To explore a more direct method for evaluating tumor burden (TB) in Hodgkin's disease (HD) and to verify its prognostic importance.
The volume of TB at diagnosis was directly and retrospectively ...measured in 121 HD patients through images of the lesions recorded by computed tomographic (CT) scan of the thorax, abdomen, and pelvis for all deep sites of involvement and many superficial ones, and by ultrasonography (US) for the remaining superficial lesions.
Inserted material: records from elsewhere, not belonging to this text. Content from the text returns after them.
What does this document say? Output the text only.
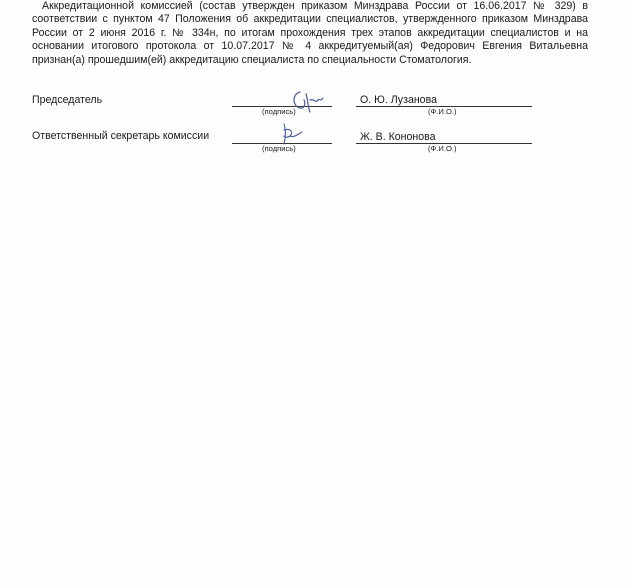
Аккредитационной комиссией (состав утвержден приказом Минздрава России от 16.06.2017 № 329) в
соответствии с пунктом 47 Положения об аккредитации специалистов, утвержденного приказом Минздрава
России от 2 июня 2016 г. № 334н, по итогам прохождения трех этапов аккредитации специалистов и на
основании итогового протокола от 10.07.2017 № 4 аккредитуемый(ая) Федорович Евгения Витальевна
признан(а) прошедшим(ей) аккредитацию специалиста по специальности Стоматология.
Председатель
(подпись)
О. Ю. Лузанова
(Ф.И.О.)
Ответственный секретарь комиссии
(подпись)
Ж. В. Кононова
(Ф.И.О.)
The TB, which was obtained from the sum of the volumes of all the lesions measured on CT scans and US and normalized to body-surface area (relative TB rTB), showed a median value of 102.6 cm(3)/m(2) (range, 2.2 to 582.8). At multivariate analysis for prognostic value, rTB was the parameter that statistically correlated best with time to treatment failure (P = 2.2 x 10(-6)), followed by erythrocyte sedimentation rate (ESR) (P =.0003), and serum fibrinogen (P =.0112). The prognostic discrimination allowed by rTB alone proved to be clearly superior to that obtained with the score of the International Prognostic Factor Project. The rTB was found to be correlated with many clinical staging parameters (bulky disease, number of involved lymph node regions, serum lactate dehydrogenase, ESR, hemoglobin, Karnofsky index), but its predictability from these variables was low (R(2) =.668).
Relative TB is emerging as a strong prognostic factor in HD, more powerful than and largely independent of those hitherto known and used. Further studies are needed to confirm these results and exploit their clinical value, particularly the relationship among rTB, drug doses, and response.